Türkiye’deki neredeyse bütün mezarlıklar yeşildir. Özellikle Antalya’da dikkatimi çeken bir mezarlık var. Büyükşehir Belediyesi’nin yanında bulunan Andızlı Mezarlığı’na yukarıdan bakanlar bilir. Mezarlığın etrafı betonlarla çevriliyken, mezarlık yemyeşildir. İnsanların kendilerini betona gömüp, ölülerini yeşilliğe gömme sevdasını hiç anlamadım. Belki de yaşarken veremedikleri huzuru, mezarlarını yeşerterek vermek istiyordur. Garip!

İnsanlar yaşarken yaşadıkları yerleri güzelleştirmek yerine, daha çok nasıl para kazanırımın peşinde. Güzel bir bahçenin içinde küçük bir evi olan daha çok para kazanmak için onu müteahhit verip, kendisini bir beton yığınına gömer. Sonra nefes almak için kaybettikleri sevdiklerinin mezarına çiçek ekip, ağaç diker. Şimdi onlar mı ölü biz mi? Garip bir dünya değil mi? Ölüleri yeşilliğe, dirileri ise betona gömüyoruz.
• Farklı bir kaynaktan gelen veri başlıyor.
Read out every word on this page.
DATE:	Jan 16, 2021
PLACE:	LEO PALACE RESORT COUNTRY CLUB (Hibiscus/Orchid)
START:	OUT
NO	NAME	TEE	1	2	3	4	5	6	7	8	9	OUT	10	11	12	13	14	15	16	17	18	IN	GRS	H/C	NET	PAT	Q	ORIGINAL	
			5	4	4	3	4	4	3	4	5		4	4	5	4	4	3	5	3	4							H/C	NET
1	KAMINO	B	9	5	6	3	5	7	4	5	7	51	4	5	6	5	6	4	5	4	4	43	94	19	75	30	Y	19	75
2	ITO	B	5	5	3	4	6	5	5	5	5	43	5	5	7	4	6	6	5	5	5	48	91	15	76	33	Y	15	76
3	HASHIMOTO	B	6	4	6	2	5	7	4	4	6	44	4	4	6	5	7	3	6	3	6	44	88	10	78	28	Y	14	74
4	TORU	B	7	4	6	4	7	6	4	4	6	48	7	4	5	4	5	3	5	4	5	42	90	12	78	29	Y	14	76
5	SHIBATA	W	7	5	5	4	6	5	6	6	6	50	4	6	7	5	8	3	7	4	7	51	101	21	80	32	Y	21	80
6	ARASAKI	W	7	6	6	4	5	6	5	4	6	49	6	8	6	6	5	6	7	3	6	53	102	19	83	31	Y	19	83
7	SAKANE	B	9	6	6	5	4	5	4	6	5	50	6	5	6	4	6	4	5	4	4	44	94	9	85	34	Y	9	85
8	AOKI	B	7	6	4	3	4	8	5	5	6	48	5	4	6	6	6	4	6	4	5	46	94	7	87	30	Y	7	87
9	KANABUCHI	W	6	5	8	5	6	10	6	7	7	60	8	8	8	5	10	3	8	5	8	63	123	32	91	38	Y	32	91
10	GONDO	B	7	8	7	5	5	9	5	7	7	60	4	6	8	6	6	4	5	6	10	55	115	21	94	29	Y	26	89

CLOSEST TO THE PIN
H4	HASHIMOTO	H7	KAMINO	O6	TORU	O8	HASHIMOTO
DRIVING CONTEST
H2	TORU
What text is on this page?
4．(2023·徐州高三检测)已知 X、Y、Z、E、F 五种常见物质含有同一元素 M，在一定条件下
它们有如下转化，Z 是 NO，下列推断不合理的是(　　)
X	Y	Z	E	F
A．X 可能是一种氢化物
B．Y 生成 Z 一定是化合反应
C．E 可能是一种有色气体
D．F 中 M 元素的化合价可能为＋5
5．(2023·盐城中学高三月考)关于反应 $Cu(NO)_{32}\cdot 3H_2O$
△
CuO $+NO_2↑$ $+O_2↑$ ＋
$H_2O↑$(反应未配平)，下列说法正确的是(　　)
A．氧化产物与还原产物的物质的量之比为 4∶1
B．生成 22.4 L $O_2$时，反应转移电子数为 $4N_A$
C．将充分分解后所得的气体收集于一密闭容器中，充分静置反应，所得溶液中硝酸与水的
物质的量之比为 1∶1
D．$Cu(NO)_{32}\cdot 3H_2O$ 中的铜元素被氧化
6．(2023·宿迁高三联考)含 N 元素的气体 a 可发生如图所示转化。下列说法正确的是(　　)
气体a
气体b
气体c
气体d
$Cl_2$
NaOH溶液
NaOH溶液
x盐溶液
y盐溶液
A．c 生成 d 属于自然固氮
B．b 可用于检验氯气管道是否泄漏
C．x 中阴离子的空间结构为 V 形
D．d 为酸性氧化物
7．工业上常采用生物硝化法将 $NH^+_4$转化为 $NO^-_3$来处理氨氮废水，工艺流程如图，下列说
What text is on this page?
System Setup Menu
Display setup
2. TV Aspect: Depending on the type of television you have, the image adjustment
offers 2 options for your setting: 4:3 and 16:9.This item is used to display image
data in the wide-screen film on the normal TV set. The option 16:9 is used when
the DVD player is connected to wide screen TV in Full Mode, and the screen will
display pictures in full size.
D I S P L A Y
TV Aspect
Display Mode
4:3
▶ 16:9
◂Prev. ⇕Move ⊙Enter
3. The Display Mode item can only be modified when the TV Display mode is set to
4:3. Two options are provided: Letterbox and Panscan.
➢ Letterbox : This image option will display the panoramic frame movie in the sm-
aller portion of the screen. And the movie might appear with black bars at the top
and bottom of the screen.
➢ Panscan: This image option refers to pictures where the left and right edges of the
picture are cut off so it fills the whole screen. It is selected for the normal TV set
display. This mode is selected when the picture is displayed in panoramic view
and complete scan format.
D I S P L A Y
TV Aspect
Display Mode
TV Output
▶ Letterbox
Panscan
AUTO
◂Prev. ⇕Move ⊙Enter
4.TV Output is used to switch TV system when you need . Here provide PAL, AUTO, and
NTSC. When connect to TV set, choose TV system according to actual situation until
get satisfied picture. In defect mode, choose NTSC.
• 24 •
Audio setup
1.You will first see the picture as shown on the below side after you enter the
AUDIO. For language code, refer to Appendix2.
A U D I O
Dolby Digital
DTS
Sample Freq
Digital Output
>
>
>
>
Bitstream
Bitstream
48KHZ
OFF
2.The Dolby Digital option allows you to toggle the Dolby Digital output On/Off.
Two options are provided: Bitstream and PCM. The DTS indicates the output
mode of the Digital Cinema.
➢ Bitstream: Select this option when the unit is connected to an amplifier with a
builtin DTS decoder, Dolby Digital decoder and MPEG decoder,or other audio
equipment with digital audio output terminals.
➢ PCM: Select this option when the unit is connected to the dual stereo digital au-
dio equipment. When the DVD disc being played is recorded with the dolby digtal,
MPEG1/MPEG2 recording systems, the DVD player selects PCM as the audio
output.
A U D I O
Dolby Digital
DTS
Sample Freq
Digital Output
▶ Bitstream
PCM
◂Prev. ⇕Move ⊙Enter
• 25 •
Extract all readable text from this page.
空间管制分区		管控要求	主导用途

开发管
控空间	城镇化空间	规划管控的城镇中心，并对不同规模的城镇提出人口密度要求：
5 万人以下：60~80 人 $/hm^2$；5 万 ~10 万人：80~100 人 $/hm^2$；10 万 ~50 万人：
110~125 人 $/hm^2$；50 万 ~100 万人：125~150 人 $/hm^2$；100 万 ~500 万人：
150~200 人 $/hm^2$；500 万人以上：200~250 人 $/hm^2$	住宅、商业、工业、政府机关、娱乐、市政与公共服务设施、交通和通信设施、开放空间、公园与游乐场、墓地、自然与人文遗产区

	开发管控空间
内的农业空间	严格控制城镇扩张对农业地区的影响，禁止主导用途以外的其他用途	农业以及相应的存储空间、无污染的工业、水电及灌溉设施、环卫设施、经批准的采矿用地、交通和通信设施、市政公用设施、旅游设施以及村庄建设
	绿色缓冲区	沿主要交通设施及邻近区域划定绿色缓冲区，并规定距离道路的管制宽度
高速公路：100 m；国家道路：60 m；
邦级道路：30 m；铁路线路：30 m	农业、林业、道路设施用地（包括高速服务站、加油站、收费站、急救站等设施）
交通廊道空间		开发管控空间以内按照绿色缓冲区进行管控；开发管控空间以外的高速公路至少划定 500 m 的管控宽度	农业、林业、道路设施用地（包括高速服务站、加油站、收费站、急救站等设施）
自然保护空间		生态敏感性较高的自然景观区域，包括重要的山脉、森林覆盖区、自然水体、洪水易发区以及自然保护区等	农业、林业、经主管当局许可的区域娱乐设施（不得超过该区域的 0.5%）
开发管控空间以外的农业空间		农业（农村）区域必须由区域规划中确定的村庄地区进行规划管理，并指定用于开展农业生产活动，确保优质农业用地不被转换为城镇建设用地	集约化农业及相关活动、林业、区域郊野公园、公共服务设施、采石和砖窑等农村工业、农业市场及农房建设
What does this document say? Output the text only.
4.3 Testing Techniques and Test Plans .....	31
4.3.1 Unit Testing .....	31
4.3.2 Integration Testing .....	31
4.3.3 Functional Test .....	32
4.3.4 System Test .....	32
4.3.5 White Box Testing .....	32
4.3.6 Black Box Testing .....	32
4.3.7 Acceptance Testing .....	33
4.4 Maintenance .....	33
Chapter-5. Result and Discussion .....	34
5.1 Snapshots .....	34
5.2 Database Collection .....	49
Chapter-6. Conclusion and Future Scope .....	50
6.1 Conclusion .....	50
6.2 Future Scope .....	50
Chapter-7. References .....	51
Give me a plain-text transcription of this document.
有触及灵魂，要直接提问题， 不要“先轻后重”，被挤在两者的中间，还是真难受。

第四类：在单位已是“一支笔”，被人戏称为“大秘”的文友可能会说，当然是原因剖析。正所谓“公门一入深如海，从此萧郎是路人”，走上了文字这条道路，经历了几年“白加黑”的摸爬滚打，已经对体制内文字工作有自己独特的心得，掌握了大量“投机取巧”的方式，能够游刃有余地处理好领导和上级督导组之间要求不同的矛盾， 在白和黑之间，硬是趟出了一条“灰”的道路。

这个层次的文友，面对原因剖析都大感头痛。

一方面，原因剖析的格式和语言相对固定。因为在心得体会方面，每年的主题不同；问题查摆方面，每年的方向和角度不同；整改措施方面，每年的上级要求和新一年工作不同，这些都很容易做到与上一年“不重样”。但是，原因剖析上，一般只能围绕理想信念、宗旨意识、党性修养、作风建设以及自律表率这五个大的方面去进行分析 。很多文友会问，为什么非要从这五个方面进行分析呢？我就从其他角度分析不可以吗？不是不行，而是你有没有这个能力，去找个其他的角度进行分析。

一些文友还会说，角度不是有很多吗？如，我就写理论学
Son zamanlarda Marmara Denizi’nin son halini bilmeyen yoktur. Deniz salyası yüzünden denizde yaşayan hayvanlar nefes alamaz hale geldi. Akdeniz’in suyu değişiyor. Marmara’da oluşan deniz salyası Ege’de de oluşmaya başladı. Size garip bir şey daha söyleyeyim geçtiğimiz gün Marmara Denizi kurtulsun verilen önergeyi bazı siyasi partiler reddetti. Neden reddettiklerini bilmiyorum ancak yaptıkları adına biz çok utandık.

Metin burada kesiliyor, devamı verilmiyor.